Haklı ya da haksız olmak değildi mesele, naif bir mutluluğu paylaşmaktı aslolan. Şu günlerde bir köşeye çekilip kendimi çoğaltıp çoğaltıp biriktirmekteyim. Verdiklerimi gönlümün sadakasına sayıp, bir daha asla vermeyeceklerimin sermayesi peşindeyim. Yüreğimin tüm sermayesini ayaklarının altına sereceğim gerçek kalplerden uzağa düşmeme umudu ile deviriyorum mevsimlerimi....
Koca gönüllüler benimle kalın lütfen
Sonay Karasu
Ne kadar güzel anlatmışsınız yaşadığınız ruh halini ve yaşanmışlıklarınızı. Muhtemelen pek çok insanın da duygularına tercüman oldunuz bu iletinizle. Orta yaşlı bir okur olarak ben bile pek çok şey buldum içinde kendimden. Anladığım kadarıyla tahsil durumunuz lise gözüküyor ama üniversite mezunları arasında bile, kendini bu kadar güzel ifade eden insana az rastladım. Belli ki okumayı yazmayı çok seven bir iklimde yetişmişsiniz veya kendinizi çok iyi yetiştirmişsiniz. Sevgili kardeşim; benim haddime değil belki, ancak kendimi söylemek durumunda hissettim. Okumayı yazmayı bırakmayın. Bilemiyorum öyle bir düşünceniz ya da girişiminiz var mı ama, gelecekte bir yazar olarak sizi görmek ve okumak çok güzel olurdu.
Düzeltme: Bu arada Sana Selamım Var isimli bir kitabı zaten yazmış olduğunuzu yeni gördüm. Canı gönülden tebrik ediyor, başarılar diliyorum.

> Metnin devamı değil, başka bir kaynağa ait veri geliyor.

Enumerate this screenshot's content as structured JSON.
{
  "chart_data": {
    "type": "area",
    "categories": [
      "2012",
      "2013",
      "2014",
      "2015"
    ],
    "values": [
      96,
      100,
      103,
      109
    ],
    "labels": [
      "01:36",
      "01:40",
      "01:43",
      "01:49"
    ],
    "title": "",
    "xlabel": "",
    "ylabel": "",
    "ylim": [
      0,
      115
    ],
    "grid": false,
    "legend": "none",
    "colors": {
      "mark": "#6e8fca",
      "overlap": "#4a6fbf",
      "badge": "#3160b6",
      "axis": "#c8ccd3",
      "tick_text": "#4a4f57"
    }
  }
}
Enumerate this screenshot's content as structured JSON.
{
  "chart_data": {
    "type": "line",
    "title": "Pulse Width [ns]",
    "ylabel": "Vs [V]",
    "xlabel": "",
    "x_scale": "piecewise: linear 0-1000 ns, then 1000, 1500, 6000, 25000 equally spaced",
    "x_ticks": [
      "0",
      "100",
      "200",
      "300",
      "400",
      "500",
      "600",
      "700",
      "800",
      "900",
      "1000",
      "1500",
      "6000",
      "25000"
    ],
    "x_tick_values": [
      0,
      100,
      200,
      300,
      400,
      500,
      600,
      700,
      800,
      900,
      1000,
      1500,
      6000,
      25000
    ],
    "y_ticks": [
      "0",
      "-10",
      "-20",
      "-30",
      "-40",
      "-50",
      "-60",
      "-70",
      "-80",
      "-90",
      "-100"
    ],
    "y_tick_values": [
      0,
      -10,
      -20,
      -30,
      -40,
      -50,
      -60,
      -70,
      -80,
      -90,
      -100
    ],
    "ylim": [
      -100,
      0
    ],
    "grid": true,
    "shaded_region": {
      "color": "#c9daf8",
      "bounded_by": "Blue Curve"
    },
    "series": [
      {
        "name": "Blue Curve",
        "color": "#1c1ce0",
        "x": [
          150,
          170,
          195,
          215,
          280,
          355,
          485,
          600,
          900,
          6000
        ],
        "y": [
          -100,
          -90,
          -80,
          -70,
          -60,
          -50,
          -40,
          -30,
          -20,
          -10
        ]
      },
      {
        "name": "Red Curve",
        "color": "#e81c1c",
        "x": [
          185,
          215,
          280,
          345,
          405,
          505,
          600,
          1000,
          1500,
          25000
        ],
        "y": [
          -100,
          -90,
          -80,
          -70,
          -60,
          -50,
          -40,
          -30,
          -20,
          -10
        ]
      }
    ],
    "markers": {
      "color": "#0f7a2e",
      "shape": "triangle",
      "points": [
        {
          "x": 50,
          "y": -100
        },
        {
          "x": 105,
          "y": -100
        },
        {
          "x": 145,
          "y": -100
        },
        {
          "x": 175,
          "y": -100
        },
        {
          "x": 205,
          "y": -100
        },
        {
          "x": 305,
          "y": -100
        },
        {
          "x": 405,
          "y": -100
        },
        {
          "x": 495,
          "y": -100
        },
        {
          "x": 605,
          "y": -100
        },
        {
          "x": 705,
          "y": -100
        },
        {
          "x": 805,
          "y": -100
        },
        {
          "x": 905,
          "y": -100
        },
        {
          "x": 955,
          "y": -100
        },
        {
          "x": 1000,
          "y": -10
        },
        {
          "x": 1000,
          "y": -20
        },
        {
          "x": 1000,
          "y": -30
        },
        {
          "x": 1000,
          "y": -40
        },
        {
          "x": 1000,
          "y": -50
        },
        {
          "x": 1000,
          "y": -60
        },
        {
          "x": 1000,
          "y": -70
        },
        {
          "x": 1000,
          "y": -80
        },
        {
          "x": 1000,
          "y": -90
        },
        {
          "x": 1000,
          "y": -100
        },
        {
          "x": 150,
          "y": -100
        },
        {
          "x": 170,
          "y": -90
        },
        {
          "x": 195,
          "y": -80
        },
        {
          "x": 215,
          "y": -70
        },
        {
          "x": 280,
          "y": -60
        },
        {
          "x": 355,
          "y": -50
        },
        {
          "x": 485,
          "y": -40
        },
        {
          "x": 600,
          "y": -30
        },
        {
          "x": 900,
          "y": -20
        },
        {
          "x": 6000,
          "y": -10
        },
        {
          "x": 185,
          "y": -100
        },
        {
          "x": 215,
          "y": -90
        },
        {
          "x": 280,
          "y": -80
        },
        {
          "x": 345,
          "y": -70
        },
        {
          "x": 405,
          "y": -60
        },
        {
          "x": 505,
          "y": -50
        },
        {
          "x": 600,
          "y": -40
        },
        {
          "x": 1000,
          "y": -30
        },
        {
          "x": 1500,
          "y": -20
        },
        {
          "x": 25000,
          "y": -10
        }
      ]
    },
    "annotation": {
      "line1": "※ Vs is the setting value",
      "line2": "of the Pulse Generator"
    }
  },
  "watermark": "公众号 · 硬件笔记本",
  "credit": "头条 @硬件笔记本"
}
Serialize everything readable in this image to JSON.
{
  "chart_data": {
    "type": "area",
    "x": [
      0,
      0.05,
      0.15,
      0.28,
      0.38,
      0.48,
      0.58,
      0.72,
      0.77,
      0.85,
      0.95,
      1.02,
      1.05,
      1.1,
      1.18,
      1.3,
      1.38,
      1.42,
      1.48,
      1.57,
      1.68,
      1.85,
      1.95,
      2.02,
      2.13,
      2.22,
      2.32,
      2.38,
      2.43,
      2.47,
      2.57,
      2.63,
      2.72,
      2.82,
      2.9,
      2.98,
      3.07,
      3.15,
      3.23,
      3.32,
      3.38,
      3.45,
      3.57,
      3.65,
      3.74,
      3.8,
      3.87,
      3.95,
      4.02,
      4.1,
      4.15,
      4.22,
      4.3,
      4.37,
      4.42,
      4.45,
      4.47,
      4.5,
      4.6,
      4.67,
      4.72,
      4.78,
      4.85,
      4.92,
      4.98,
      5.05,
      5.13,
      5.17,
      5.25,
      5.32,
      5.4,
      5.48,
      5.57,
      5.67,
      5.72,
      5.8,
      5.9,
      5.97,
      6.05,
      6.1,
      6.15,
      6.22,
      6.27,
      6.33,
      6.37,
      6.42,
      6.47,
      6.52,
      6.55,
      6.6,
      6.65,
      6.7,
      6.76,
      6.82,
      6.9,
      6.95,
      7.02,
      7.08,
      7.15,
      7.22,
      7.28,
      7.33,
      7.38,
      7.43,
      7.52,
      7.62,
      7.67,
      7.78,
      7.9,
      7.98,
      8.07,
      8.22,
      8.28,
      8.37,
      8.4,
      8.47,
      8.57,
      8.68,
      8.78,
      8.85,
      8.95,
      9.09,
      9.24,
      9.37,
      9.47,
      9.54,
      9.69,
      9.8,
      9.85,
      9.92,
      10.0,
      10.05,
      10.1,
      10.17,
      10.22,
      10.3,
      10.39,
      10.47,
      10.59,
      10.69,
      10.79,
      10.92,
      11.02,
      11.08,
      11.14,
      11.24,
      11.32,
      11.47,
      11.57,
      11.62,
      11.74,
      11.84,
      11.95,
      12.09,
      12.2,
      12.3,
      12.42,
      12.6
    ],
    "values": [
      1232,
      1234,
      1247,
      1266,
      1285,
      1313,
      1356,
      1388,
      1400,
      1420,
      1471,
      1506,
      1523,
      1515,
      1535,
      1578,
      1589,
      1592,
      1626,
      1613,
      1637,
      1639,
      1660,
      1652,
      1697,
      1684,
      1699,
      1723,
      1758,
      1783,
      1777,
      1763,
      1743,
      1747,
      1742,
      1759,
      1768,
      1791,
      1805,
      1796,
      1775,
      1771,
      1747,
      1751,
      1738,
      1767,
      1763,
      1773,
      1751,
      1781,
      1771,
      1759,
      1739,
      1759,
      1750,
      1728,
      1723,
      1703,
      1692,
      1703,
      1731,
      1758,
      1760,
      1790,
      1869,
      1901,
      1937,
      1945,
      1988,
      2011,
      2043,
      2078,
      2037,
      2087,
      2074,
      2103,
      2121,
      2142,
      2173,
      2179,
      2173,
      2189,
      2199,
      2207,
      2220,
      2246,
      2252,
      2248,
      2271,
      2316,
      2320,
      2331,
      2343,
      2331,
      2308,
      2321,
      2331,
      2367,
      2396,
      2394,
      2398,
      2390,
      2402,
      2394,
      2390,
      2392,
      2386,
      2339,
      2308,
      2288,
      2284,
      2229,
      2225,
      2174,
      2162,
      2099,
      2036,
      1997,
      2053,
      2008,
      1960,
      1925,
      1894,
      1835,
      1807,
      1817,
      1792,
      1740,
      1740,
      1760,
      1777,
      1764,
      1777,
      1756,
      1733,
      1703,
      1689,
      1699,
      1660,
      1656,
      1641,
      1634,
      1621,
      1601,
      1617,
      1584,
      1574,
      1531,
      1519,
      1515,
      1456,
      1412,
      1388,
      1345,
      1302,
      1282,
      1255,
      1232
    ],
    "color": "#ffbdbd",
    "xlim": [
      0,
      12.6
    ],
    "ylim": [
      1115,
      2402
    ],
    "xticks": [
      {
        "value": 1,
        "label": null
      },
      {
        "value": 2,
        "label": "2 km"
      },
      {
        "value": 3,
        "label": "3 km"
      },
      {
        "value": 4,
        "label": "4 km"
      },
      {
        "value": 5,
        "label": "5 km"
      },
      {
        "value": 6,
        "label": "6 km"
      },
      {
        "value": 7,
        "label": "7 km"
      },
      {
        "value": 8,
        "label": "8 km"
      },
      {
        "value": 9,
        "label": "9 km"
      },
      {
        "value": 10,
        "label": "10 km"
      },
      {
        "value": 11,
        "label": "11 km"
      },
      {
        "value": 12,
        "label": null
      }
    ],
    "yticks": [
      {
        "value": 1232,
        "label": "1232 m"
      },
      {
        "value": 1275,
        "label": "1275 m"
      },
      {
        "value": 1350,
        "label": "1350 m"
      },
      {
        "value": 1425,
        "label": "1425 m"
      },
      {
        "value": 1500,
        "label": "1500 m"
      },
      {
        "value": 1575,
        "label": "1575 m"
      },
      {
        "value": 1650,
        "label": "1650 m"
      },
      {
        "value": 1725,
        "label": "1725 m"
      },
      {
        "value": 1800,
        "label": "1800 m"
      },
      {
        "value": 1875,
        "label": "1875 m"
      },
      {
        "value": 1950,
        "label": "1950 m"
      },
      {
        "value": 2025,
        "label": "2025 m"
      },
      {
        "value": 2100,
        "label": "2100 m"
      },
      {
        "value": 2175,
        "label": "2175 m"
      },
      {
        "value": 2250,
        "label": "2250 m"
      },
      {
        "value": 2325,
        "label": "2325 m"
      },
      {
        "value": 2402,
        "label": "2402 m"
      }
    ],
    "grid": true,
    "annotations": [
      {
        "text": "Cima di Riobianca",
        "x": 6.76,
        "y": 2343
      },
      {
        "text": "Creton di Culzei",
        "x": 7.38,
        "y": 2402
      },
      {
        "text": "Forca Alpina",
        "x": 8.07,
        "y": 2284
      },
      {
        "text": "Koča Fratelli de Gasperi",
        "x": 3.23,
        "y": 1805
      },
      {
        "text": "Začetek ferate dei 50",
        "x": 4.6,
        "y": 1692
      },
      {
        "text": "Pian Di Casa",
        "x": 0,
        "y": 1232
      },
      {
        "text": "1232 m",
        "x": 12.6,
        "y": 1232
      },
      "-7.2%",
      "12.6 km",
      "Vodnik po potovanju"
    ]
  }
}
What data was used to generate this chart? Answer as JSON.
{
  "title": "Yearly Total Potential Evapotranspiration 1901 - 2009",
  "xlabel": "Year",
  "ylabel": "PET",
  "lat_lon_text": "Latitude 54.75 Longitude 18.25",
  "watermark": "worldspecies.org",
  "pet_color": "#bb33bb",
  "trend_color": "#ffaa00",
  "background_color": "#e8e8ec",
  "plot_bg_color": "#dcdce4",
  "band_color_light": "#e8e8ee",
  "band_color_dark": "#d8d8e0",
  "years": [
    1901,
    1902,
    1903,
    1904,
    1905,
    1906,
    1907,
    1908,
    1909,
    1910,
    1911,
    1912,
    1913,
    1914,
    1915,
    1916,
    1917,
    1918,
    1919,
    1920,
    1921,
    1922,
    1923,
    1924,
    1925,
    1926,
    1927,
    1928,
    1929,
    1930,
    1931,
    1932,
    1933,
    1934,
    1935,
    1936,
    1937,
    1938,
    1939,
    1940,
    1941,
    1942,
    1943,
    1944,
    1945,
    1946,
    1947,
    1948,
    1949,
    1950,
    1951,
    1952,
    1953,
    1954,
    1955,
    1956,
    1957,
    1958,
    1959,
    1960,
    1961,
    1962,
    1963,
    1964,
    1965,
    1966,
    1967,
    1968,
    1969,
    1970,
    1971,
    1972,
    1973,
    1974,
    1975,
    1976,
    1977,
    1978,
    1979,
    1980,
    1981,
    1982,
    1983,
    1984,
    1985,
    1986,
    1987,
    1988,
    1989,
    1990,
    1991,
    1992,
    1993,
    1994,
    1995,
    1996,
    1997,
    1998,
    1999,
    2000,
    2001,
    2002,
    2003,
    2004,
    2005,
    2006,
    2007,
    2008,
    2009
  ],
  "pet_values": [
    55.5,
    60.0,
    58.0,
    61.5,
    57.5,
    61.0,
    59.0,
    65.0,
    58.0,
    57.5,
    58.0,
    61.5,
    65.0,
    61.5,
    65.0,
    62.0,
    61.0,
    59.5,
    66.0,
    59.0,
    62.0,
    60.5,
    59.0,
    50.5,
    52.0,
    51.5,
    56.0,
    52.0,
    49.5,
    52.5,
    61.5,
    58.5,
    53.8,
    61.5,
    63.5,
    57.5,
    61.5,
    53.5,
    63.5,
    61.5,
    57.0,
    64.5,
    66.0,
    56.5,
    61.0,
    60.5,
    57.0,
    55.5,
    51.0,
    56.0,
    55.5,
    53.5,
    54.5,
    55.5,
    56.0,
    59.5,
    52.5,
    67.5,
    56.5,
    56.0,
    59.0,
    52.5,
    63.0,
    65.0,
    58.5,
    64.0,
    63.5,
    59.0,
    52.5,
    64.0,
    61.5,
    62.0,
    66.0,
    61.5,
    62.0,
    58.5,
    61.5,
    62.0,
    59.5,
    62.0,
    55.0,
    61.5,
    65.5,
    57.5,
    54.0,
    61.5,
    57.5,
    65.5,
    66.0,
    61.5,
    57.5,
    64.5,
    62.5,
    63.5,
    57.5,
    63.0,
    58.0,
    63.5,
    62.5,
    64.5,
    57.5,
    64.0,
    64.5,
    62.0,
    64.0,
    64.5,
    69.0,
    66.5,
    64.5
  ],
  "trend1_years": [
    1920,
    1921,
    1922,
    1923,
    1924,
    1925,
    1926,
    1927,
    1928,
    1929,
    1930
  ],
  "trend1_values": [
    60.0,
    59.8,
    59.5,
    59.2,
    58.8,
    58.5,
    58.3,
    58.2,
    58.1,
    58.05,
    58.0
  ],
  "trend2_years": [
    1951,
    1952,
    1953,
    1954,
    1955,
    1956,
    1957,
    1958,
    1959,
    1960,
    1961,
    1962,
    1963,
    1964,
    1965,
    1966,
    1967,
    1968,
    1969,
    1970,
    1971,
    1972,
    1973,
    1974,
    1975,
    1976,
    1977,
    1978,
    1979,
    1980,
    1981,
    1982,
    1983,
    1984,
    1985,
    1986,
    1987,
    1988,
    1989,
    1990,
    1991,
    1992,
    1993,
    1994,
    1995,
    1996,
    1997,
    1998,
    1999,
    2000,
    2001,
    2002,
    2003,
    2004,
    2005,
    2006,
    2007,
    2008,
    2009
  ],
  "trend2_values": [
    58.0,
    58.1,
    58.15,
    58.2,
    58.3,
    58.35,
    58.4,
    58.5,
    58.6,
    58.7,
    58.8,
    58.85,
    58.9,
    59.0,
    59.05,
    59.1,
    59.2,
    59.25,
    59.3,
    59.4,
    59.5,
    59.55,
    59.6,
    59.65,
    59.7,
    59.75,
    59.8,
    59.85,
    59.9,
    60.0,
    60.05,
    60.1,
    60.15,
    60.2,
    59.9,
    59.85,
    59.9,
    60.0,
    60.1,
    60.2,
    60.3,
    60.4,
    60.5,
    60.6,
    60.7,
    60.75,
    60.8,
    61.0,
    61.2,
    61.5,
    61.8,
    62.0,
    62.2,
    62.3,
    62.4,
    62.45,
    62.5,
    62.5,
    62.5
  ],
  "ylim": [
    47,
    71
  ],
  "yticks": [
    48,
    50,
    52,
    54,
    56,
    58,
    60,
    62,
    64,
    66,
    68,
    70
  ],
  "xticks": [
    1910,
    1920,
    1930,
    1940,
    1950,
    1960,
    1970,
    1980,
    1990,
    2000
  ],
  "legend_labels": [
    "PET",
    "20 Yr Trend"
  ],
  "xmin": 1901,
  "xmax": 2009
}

Bin hürmetle selamlıyorum. Teşekkür ederim. Biz taşra çocukları biraz kendi şanslarını yaratmakta usta olamıyoruz sanırım. Ama yazarlarımıza, şairlerimize minnetle...Onlar iyi bir yol gösterici...
Sormayınız.
Verecek cevabımız tükenmiştir. Şimdiye kadar verdiğimiz bütün cevapları dinlenme zahmeti gösteremeyeler bugün susmamızdan şikayet etmeyeceklerdir. Çünkü hayat bütün planlarını sesimizi kesmemiz için kodlamıştır. Sorgulayan ve anlamaya çalışanlar kadar sizi yaralayan bir şey olmadığını anladığımızda sustuk. Ve haydi artık sizi değil kendimizi yaralayalım ve susalım.
Sormayınız.
Sadece cevap alıp tekrar savunma yapmak için konuşturulmaya çalıştırılmak için oynanan bir çok oyunda kaybettik. Meydanlarda çığlık atacak kadar cesuruz. İçimizden söylediklerimiz ya da dışımızdan haykırdıklarımız asla çelişmedi bugüne kadar... Artık duymanızın bir önemi olmadığı için vazgeçtik.
Ve
Rahat bir vicdan ile tatile çıktı; ruhumuz, aklımız, dilimiz...
Sağır bir ömür sizinle olsun.
Sonay KARASU
Doğrunun doğrusu yazı tebrik ederim. Bu yüzden insanlar ondan çok nefret ediyor; susmaktan çünkü başka bir dikkat dağıtıcı şey olmadan, gerçeklerle yüzleşmek zorundasınız ve susarsanız. Her zaman kaçınmak istediğiniz düşünceler sessizlikte duyulur. bu yüzden Sessizlik Tedavisi çok iyi çalışıyor ve biz iyileşiyoruz.